In this tutorial, we show how to use physo to perform Class Symbolic Regression (Class SR) by exploiting 4 datasets. The reference notebook for this tutorial can be found here: class_sr_quick_start.ipynb.

Setup

Importing the necessary libraries:

# External packages
import numpy as np
import matplotlib.pyplot as plt
import torch

Importing physo:

# Internal code import
import physo
import physo.learn.monitoring as monitoring

It is recommended to fix the seed for reproducibility:

# Seed
seed = 0
np.random.seed(seed)
torch.manual_seed(seed)

Making synthetic datasets

Making toy synthetic datasets: here a simple 4 realizations linear problem where the numerical parameters governing the dependency on the x0 variable and the offset are different for each realization:

multi_X = []
multi_y = []

# Realization 0
x0 = np.random.uniform(-10, 10, 256)
x1 = np.random.uniform(-10, 10, 256)
X = np.stack((x0, x1), axis=0)
y = 1.123*x0 + 1.123*x1 + 10.123
multi_X.append(X)
multi_y.append(y)

# Realization 1
x0 = np.random.uniform(-11, 11, 500)
x1 = np.random.uniform(-11, 11, 500)
X = np.stack((x0, x1), axis=0)
y = 2*1.123*x0 + 1.123*x1 + 10.123
multi_X.append(X)
multi_y.append(y)

# Realization 2
x0 = np.random.uniform(-12, 12, 256)
x1 = np.random.uniform(-12, 12, 256)
X = np.stack((x0, x1), axis=0)
y = 1.123*x0 + 1.123*x1 + 0.5*10.123
multi_X.append(X)
multi_y.append(y)

# Realization 3
x0 = np.random.uniform(-13, 13, 256)
x1 = np.random.uniform(-13, 13, 256)
X = np.stack((x0, x1), axis=0)
y = 0.5*1.123*x0 + 1.123*x1 + 2*10.123
multi_X.append(X)
multi_y.append(y)

Where multi_X and multi_y are lists containing \(n_{reals}\) realizations (here \(n_{reals}=4\)). multi_X should contain \(n_{reals}\) elements consisting of input variables values (\(X\)) (one per realization) and multi_y should contain \(n_{reals}\) corresponding target values (\(y\)) (one per realization). Elements \(X\), \(y\) should respectively be of shape \((n_{dim}, ?,)\) and \((?,)\) where \(n_{dim}\) is the number of input variables (here \(n_{dim}=2\) as there are 2 input variables: \((x_0, x_1)\)) and ? is the number of data points (this number must be consistent across each \((X, y)\) pair but can depend on the realization).

It should be noted that free constants search starts around 1. by default.
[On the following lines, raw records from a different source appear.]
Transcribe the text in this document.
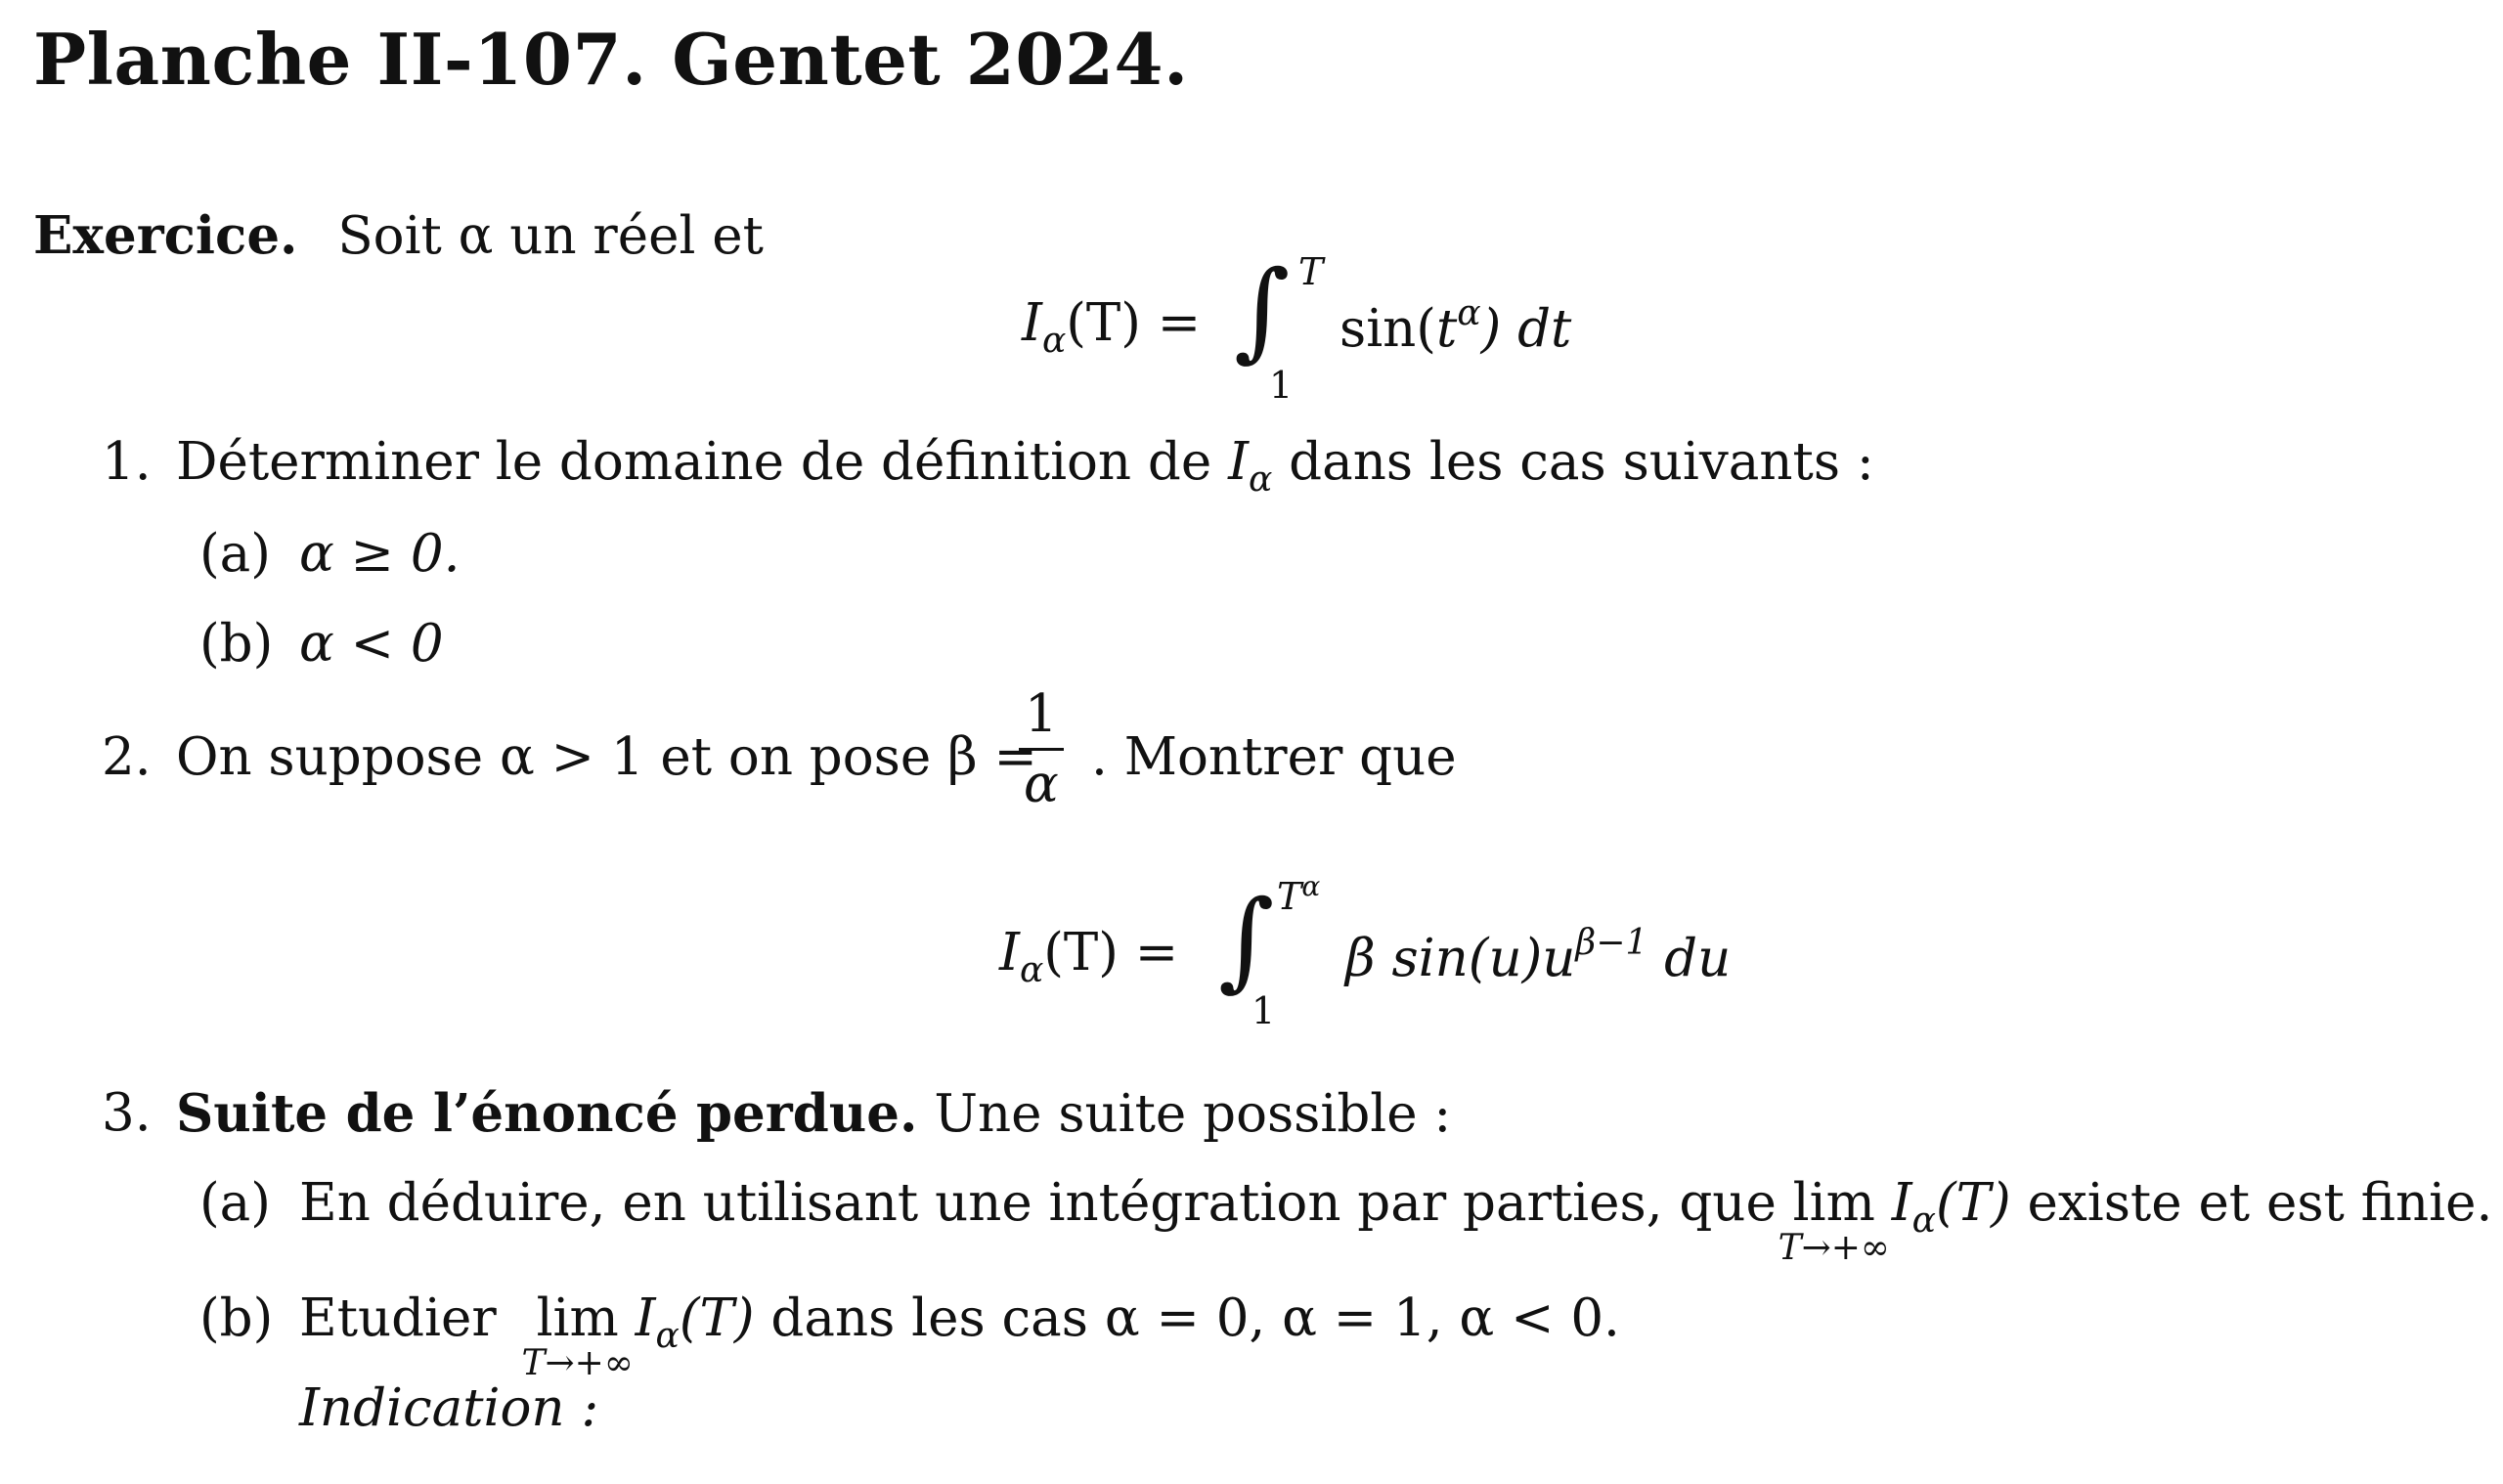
Planche II-107. Gentet 2024.
Exercice. Soit α un réel et
$I_\alpha(T)$ = ∫ T
1
$\sin(t^\alpha)$ dt
1. Déterminer le domaine de définition de $I_\alpha$ dans les cas suivants :
(a) α ≥ 0.
(b) α < 0
2. On suppose α > 1 et on pose β =
$\frac{1}{\alpha}$ . Montrer que
$I_\alpha(T)$ = ∫ $T^\alpha$
1
β $\sin(u)u^{\beta-1}$ du
3. Suite de l’énoncé perdue. Une suite possible :
(a) En déduire, en utilisant une intégration par parties, que lim
T→+∞
$I_\alpha(T)$ existe et est finie.
(b) Etudier lim
T→+∞
$I_\alpha(T)$ dans les cas α = 0, α = 1, α < 0.
Indication :
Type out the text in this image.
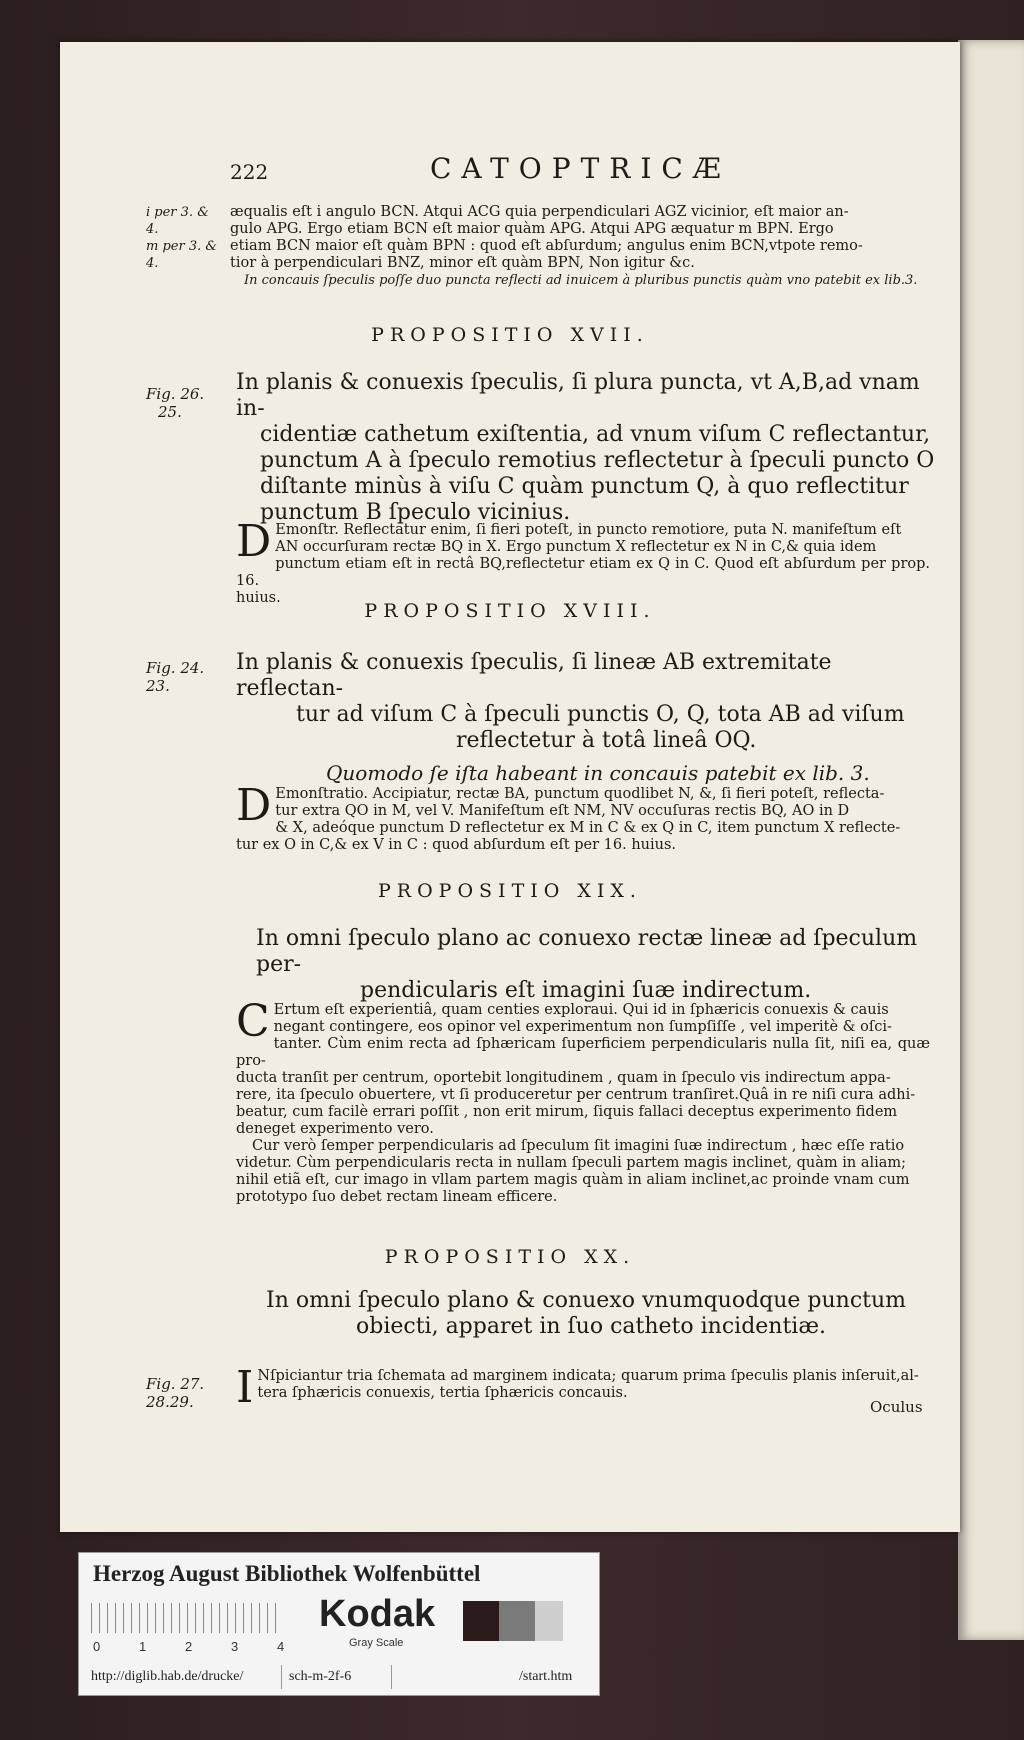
222	CATOPTRICÆ
i per 3. &
4.
m per 3. &
4.
æqualis eſt i angulo BCN. Atqui ACG quia perpendiculari AGZ vicinior, eſt maior an-
gulo APG. Ergo etiam BCN eſt maior quàm APG. Atqui APG æquatur m BPN. Ergo
etiam BCN maior eſt quàm BPN : quod eſt abſurdum; angulus enim BCN,vtpote remo-
tior à perpendiculari BNZ, minor eſt quàm BPN, Non igitur &c.
In concauis ſpeculis poſſe duo puncta reflecti ad inuicem à pluribus punctis quàm vno patebit ex lib.3.
PROPOSITIO XVII.
Fig. 26.
25.
In planis & conuexis ſpeculis, ſi plura puncta, vt A,B,ad vnam in-
cidentiæ cathetum exiſtentia, ad vnum viſum C reflectantur,
punctum A à ſpeculo remotius reflectetur à ſpeculi puncto O
diſtante minùs à viſu C quàm punctum Q, à quo reflectitur
punctum B ſpeculo vicinius.
D Emonſtr. Reflectatur enim, ſi fieri poteſt, in puncto remotiore, puta N. manifeſtum eſt
AN occurſuram rectæ BQ in X. Ergo punctum X reflectetur ex N in C,& quia idem
punctum etiam eſt in rectâ BQ,reflectetur etiam ex Q in C. Quod eſt abſurdum per prop. 16.
huius.
PROPOSITIO XVIII.
Fig. 24.
23.
In planis & conuexis ſpeculis, ſi lineæ AB extremitate reflectan-
tur ad viſum C à ſpeculi punctis O, Q, tota AB ad viſum
reflectetur à totâ lineâ OQ.
Quomodo ſe iſta habeant in concauis patebit ex lib. 3.
D Emonſtratio. Accipiatur, rectæ BA, punctum quodlibet N, &, ſi fieri poteſt, reflecta-
tur extra QO in M, vel V. Manifeſtum eſt NM, NV occuſuras rectis BQ, AO in D
& X, adeóque punctum D reflectetur ex M in C & ex Q in C, item punctum X reflecte-
tur ex O in C,& ex V in C : quod abſurdum eſt per 16. huius.
PROPOSITIO XIX.
In omni ſpeculo plano ac conuexo rectæ lineæ ad ſpeculum per-
pendicularis eſt imagini ſuæ indirectum.
C Ertum eſt experientiâ, quam centies exploraui. Qui id in ſphæricis conuexis & cauis
negant contingere, eos opinor vel experimentum non ſumpſiſſe , vel imperitè & oſci-
tanter. Cùm enim recta ad ſphæricam ſuperficiem perpendicularis nulla ſit, niſi ea, quæ pro-
ducta tranſit per centrum, oportebit longitudinem , quam in ſpeculo vis indirectum appa-
rere, ita ſpeculo obuertere, vt ſi produceretur per centrum tranſiret.Quâ in re niſi cura adhi-
beatur, cum facilè errari poſſit , non erit mirum, ſiquis fallaci deceptus experimento fidem
deneget experimento vero.
Cur verò ſemper perpendicularis ad ſpeculum ſit imagini ſuæ indirectum , hæc eſſe ratio
videtur. Cùm perpendicularis recta in nullam ſpeculi partem magis inclinet, quàm in aliam;
nihil etiã eſt, cur imago in vllam partem magis quàm in aliam inclinet,ac proinde vnam cum
prototypo ſuo debet rectam lineam efficere.
PROPOSITIO XX.
In omni ſpeculo plano & conuexo vnumquodque punctum
obiecti, apparet in ſuo catheto incidentiæ.
Fig. 27.
28.29. I Nſpiciantur tria ſchemata ad marginem indicata; quarum prima ſpeculis planis inſeruit,al-
tera ſphæricis conuexis, tertia ſphæricis concauis.
Oculus
Herzog August Bibliothek Wolfenbüttel
0	1	2	3	4
Kodak
Gray Scale
http://diglib.hab.de/drucke/	sch-m-2f-6	/start.htm
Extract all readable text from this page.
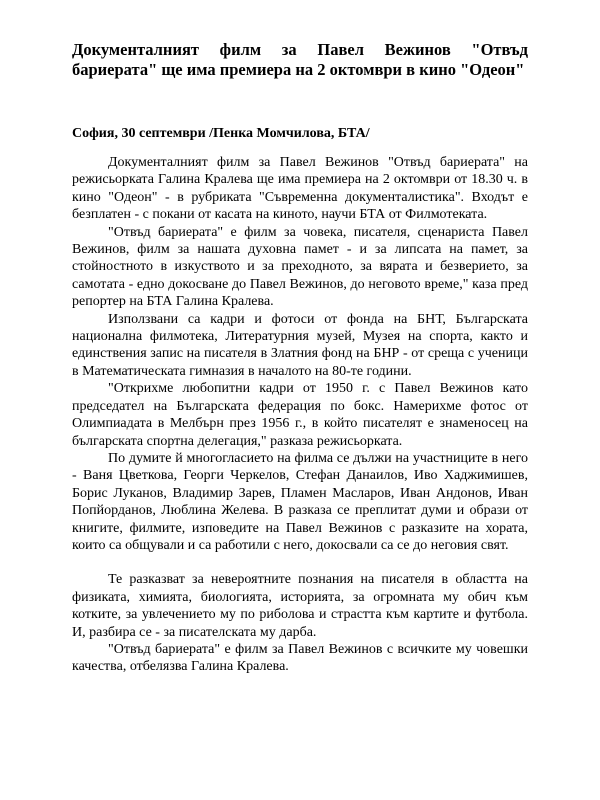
Документалният филм за Павел Вежинов "Отвъд бариерата" ще има премиера на 2 октомври в кино "Одеон"
София, 30 септември /Пенка Момчилова, БТА/

Документалният филм за Павел Вежинов "Отвъд бариерата" на режисьорката Галина Кралева ще има премиера на 2 октомври от 18.30 ч. в кино "Одеон" - в рубриката "Съвременна документалистика". Входът е безплатен - с покани от касата на киното, научи БТА от Филмотеката.

"Отвъд бариерата" е филм за човека, писателя, сценариста Павел Вежинов, филм за нашата духовна памет - и за липсата на памет, за стойностното в изкуството и за преходното, за вярата и безверието, за самотата - едно докосване до Павел Вежинов, до неговото време," каза пред репортер на БТА Галина Кралева.

Използвани са кадри и фотоси от фонда на БНТ, Българската национална филмотека, Литературния музей, Музея на спорта, както и единствения запис на писателя в Златния фонд на БНР - от среща с ученици в Математическата гимназия в началото на 80-те години.

"Открихме любопитни кадри от 1950 г. с Павел Вежинов като председател на Българската федерация по бокс. Намерихме фотос от Олимпиадата в Мелбърн през 1956 г., в който писателят е знаменосец на българската спортна делегация," разказа режисьорката.

По думите й многогласието на филма се дължи на участниците в него - Ваня Цветкова, Георги Черкелов, Стефан Данаилов, Иво Хаджимишев, Борис Луканов, Владимир Зарев, Пламен Масларов, Иван Андонов, Иван Попйорданов, Люблина Желева. В разказа се преплитат думи и образи от книгите, филмите, изповедите на Павел Вежинов с разказите на хората, които са общували и са работили с него, докосвали са се до неговия свят.

Те разказват за невероятните познания на писателя в областта на физиката, химията, биологията, историята, за огромната му обич към котките, за увлечението му по риболова и страстта към картите и футбола. И, разбира се - за писателската му дарба.

"Отвъд бариерата" е филм за Павел Вежинов с всичките му човешки качества, отбелязва Галина Кралева.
Therefore, when using default hyperparameters, normalizing the data around an order of magnitude of 1 is strongly recommended.

Datasets plot:

n_reals = len(multi_X)
fig, ax = plt.subplots(n_reals, 2, figsize=(12,20))

for i in range(n_reals):
    ax[i][0].plot(multi_X[i][0], multi_y[i], 'k.')
    ax[i][0].set_xlabel("x0")
    ax[i][0].set_ylabel("y (Realization %i)"%(i))
    ax[i][1].plot(multi_X[i][1], multi_y[i], 'k.')
    ax[i][1].set_xlabel("x1")

Class SR configuration

It should be noted that SR capabilities of physo are heavily dependent on hyperparameters, it is therefore recommended to tune hyperparameters to your own specific problem for doing science. Summary of currently available hyperparameters presets configurations:

Config	Recommended usecases	Speed	Effectiveness	Notes
`config0b`	Demos	★★★	★	Light and fast config.
`config1b`	SR with DA \(^\) ; Class SR with DA \(^\)	★	★★★	Config used for Feynman Benchmark and MW streams Benchmark.
`config2b`	SR ; Class SR	★★	★★	Config used for Class Benchmark.

\(^*\) DA = Dimensional Analysis

Users are encouraged to edit configurations (they can be found in: physo/config/). By default, config0b is used, however it is recommended to follow the upper recommendations for doing science.

Class SR side notes:

It is recommended to always use the b variant (ie. configxb) of configurations for Class SR as these variants specify a larger number of steps for the free constants optimizations that is performed during expression candidate evaluation (this is necessary because all free constants specific to each realization are optimized at the same time which typically makes it necessary to have a larger number of optimization steps).
Due to the typically higher number of free constants values to tune, Class SR is typically much more expansive computationally than regular SR, lower batch size configurations are therefore recommended.

DA side notes:

During the first tens of iterations, the neural network is typically still learning the rules of dimensional analysis, resulting in most candidates being discarded and not learned on, effectively resulting in a much smaller batch size (typically 10x smaller), thus making the evaluation process much less computationally expensive. It is therefore recommended to compensate this behavior by using a higher batch size configuration which helps provide the neural network sufficient learning information.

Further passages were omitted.